Database Migration Rollback

PostgreSQL

# Check current migration version
migrate -source "file://services/auth/migrations" \
-database "$PG_URL" version

# Roll back one migration
migrate -source "file://services/auth/migrations" \
-database "$PG_URL" down 1

# Roll back to a specific version
migrate -source "file://services/auth/migrations" \
-database "$PG_URL" goto 5
warning

Data-destructive down migrations (dropping columns or tables) cannot be undone. If you've dropped data, you must restore from a backup or fix forward.

FalkorDB

FalkorDB does not have traditional migrations.

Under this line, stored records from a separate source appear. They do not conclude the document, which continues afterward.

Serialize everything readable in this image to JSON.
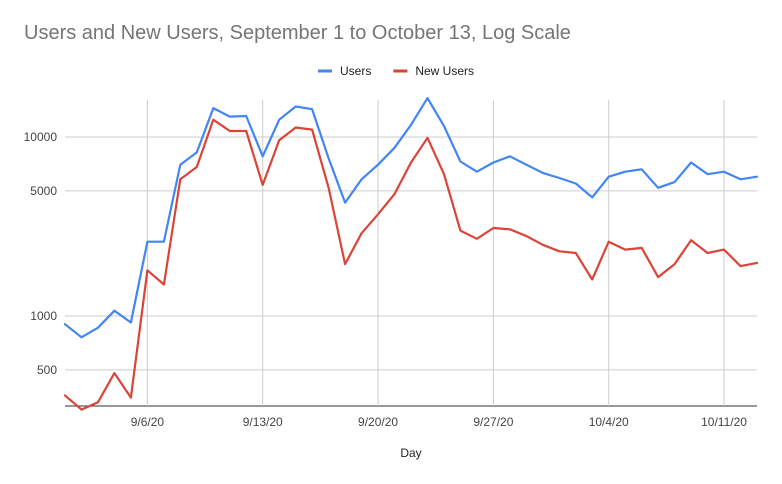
{
  "chart_data": {
    "type": "line",
    "title": "Users and New Users, September 1 to October 13, Log Scale",
    "xlabel": "Day",
    "ylabel": "",
    "yscale": "log",
    "ylim": [
      300,
      18000
    ],
    "y_ticks": [
      500,
      1000,
      5000,
      10000
    ],
    "y_tick_labels": [
      "500",
      "1000",
      "5000",
      "10000"
    ],
    "x_ticks": [
      "9/6/20",
      "9/13/20",
      "9/20/20",
      "9/27/20",
      "10/4/20",
      "10/11/20"
    ],
    "grid": true,
    "legend_position": "top",
    "x": [
      "9/1/20",
      "9/2/20",
      "9/3/20",
      "9/4/20",
      "9/5/20",
      "9/6/20",
      "9/7/20",
      "9/8/20",
      "9/9/20",
      "9/10/20",
      "9/11/20",
      "9/12/20",
      "9/13/20",
      "9/14/20",
      "9/15/20",
      "9/16/20",
      "9/17/20",
      "9/18/20",
      "9/19/20",
      "9/20/20",
      "9/21/20",
      "9/22/20",
      "9/23/20",
      "9/24/20",
      "9/25/20",
      "9/26/20",
      "9/27/20",
      "9/28/20",
      "9/29/20",
      "9/30/20",
      "10/1/20",
      "10/2/20",
      "10/3/20",
      "10/4/20",
      "10/5/20",
      "10/6/20",
      "10/7/20",
      "10/8/20",
      "10/9/20",
      "10/10/20",
      "10/11/20",
      "10/12/20",
      "10/13/20"
    ],
    "series": [
      {
        "name": "Users",
        "color": "#4285f4",
        "values": [
          900,
          760,
          860,
          1070,
          920,
          2600,
          2600,
          7000,
          8200,
          14500,
          13000,
          13100,
          7800,
          12500,
          14800,
          14300,
          7600,
          4300,
          5800,
          7000,
          8700,
          11700,
          16500,
          11500,
          7300,
          6400,
          7200,
          7800,
          7000,
          6300,
          5900,
          5500,
          4600,
          6000,
          6400,
          6600,
          5200,
          5600,
          7200,
          6200,
          6400,
          5800,
          6000
        ]
      },
      {
        "name": "New Users",
        "color": "#db4437",
        "values": [
          360,
          300,
          330,
          480,
          350,
          1800,
          1500,
          5800,
          6800,
          12500,
          10800,
          10800,
          5400,
          9600,
          11300,
          11000,
          5200,
          1950,
          2900,
          3700,
          4800,
          7200,
          9900,
          6200,
          3000,
          2700,
          3100,
          3050,
          2800,
          2500,
          2300,
          2250,
          1600,
          2600,
          2350,
          2400,
          1650,
          1950,
          2650,
          2250,
          2350,
          1900,
          1980
        ]
      }
    ]
  }
}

Rollback options:

  1. Additive changes (new indices, new node types): Leave them in place — they are harmless
  2. Destructive changes (removed nodes, changed schema): Restore from backup
  3. Nuclear option: Re-run full ingest from corpus data with --reset
# Full re-ingest (staging only — destroys and rebuilds)
kubectl apply -f infra/k8s/jobs/ingest-full.yaml -n gospelib-staging

Infrastructure Rollback (Terraform)

cd infra/terraform/environments/production

# Find the previous state version in S3
aws s3api list-object-versions \
--bucket gospelib-terraform-state \
--prefix infrastructure/terraform.tfstate

# Download the previous version
aws s3api get-object \
--bucket gospelib-terraform-state \
--key infrastructure/terraform.tfstate \
--version-id <PREVIOUS_VERSION_ID> \
/tmp/terraform.tfstate.backup

# Push the old state back
terraform state push /tmp/terraform.tfstate.backup

# Apply to revert infrastructure
terraform apply

Disaster Recovery

Backup Schedule

Data StoreMethodFrequencyRetention
PostgreSQLRDS automated snapshotsDaily14 days (prod)
PostgreSQLManual snapshot before releasesPer release30 days
FalkorDBRedis BGSAVE → S3Every 6 hours7 days
TypesenseSnapshot API → S3Daily7 days
Corpus dataGitEvery commitPermanent
Terraform stateS3 versioningEvery apply90 days

Restore PostgreSQL from Snapshot

# List available snapshots
aws rds describe-db-snapshots \
--db-instance-identifier gospelib-production \
--query 'DBSnapshots[*].[DBSnapshotIdentifier,SnapshotCreateTime]' \
--output table

# Restore from snapshot
aws rds restore-db-instance-from-db-snapshot \
--db-instance-identifier gospelib-production-restored \
--db-snapshot-identifier <SNAPSHOT_ID> \
--db-instance-class db.t3.medium

# After verification, swap instance names
aws rds modify-db-instance \
--db-instance-identifier gospelib-production \
--new-db-instance-identifier gospelib-production-old

aws rds modify-db-instance \
--db-instance-identifier gospelib-production-restored \
--new-db-instance-identifier gospelib-production

Verify the Rollback

After any rollback:

# Check all pods are running
kubectl get pods -n gospelib-production

# Hit health endpoints
curl https://api.gospelib.com/health
curl https://api.gospelib.com/ready

# Monitor logs for errors
kubectl logs -f -l app=gospelib-gateway -n gospelib-production --since=5m

Monitor Grafana dashboards for 15 minutes to confirm stability.